La joven, mientras tanto, se había acercado más a su padre y se situó a su lado, en tanto que él estaba absorto en su labor. Por fin, tuvo necesidad de cambiar de herramienta y al hacerlo sus ojos se fijaron en el extremo de la falda de su hija.

Entonces levantó los ojos y vio su rostro. Los dos hombres se sobresaltaron, temiendo que el desgraciado pudiera herirla con su cuchilla, pero la joven les hizo seña de que permanecieran quietos y ellos la obedecieron.

Se quedó mirándola, asustado, y pareció como si sus labios quisieran articular algunas palabras, aunque permanecieron mudos.
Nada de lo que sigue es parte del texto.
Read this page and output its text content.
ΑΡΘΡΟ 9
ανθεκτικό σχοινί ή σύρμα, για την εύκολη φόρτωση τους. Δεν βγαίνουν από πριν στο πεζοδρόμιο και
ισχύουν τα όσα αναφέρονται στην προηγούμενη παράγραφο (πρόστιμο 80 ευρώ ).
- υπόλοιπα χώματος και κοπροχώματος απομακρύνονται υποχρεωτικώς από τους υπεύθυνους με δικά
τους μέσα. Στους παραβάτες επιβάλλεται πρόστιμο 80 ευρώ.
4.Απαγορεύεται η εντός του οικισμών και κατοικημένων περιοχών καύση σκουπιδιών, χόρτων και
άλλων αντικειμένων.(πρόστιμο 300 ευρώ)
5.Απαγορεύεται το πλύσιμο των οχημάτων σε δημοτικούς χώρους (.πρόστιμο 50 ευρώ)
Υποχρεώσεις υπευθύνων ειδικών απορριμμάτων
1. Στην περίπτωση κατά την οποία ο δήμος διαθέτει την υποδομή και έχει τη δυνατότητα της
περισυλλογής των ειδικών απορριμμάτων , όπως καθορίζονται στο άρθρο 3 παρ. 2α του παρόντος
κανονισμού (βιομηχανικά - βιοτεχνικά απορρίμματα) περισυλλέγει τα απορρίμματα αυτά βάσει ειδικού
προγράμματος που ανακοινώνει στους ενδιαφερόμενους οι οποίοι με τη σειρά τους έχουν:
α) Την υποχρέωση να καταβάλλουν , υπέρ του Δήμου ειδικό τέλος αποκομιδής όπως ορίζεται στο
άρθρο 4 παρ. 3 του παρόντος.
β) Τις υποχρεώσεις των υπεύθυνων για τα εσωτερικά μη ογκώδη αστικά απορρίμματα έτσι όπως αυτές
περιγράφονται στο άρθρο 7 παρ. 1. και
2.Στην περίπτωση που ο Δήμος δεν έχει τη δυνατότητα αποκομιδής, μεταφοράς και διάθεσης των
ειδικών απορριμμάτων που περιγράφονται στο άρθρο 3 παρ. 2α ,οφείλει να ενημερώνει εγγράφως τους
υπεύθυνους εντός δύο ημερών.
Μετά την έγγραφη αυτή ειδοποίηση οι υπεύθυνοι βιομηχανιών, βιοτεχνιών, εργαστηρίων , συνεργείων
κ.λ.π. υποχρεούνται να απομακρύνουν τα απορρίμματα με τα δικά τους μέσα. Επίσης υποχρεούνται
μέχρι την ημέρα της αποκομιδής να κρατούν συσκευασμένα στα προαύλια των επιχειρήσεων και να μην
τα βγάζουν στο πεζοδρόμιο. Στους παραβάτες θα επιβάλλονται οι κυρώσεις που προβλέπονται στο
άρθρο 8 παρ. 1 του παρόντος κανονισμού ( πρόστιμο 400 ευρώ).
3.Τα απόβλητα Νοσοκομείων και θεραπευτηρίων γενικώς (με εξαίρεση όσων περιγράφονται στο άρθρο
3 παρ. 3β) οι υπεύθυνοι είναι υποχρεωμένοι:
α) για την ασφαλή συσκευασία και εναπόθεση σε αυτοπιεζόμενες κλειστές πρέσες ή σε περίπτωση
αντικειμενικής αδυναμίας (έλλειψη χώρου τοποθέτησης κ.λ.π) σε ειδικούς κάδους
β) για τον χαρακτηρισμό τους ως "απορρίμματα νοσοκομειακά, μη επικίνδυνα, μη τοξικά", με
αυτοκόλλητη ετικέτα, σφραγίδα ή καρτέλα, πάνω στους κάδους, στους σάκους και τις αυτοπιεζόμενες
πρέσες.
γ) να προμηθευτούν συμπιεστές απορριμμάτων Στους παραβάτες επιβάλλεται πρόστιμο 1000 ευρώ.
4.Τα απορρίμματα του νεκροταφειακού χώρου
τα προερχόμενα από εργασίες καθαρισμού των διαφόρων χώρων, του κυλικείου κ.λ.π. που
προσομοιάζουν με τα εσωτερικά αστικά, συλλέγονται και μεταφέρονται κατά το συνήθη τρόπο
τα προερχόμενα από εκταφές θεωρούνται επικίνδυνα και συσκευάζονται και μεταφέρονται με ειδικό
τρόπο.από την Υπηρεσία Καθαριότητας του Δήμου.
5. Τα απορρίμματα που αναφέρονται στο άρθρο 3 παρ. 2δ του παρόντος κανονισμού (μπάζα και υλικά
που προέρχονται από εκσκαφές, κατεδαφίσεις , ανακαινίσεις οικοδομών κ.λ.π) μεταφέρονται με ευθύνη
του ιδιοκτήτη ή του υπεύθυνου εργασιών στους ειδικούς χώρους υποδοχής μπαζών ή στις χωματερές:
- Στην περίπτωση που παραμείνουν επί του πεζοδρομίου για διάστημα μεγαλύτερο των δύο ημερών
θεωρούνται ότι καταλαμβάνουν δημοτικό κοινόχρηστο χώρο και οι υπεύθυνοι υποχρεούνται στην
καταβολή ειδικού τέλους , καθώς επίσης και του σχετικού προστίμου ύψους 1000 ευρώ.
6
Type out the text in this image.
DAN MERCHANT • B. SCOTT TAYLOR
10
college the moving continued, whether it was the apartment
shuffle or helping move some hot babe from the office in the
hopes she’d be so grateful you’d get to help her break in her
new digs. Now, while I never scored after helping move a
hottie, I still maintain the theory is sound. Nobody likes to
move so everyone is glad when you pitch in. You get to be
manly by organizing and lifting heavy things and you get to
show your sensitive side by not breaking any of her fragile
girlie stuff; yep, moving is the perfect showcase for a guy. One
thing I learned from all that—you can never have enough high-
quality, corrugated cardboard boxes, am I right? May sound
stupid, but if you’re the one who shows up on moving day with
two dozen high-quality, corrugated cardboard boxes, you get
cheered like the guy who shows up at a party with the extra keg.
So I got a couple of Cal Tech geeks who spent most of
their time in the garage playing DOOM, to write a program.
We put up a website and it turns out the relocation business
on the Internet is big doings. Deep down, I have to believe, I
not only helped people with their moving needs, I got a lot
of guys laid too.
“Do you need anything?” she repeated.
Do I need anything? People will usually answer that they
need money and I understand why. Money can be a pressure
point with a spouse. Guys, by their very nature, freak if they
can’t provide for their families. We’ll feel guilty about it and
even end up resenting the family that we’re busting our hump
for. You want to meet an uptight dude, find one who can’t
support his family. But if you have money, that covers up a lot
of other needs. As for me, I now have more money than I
Luego, tras unos momentos en que su respiración fue jadeante por la emoción que sentía, exclamó:

—¿Qué es esto?

La joven llevó sus propias manos a los labios, y seguidamente cruzó los brazos sobre el pecho, como si en él se apoyara la querida cabeza del anciano.

—¿No eres la hija del carcelero? —preguntó él.

—No —contestó la joven dando un suspiro.

—¿Quién sois, pues?

Sin atreverse a contestar, la joven se sentó en la banqueta, al lado de su padre, el cual retrocedió, pero ella le puso la mano sobre el brazo. Extraña conmoción se apoderó de él, y dejando a un lado la cuchilla se quedó mirando a la aparición. El dorado cabello de la joven, peinado en largos tirabuzones, caía sobre su esbelto cuello y el anciano, adelantando despacio la mano, tocó suavemente las doradas hebras, pero se apagó la luz que por un momento acababa de brillar en su inteligencia, y dando un suspiro, volvió a engolfarse en su labor.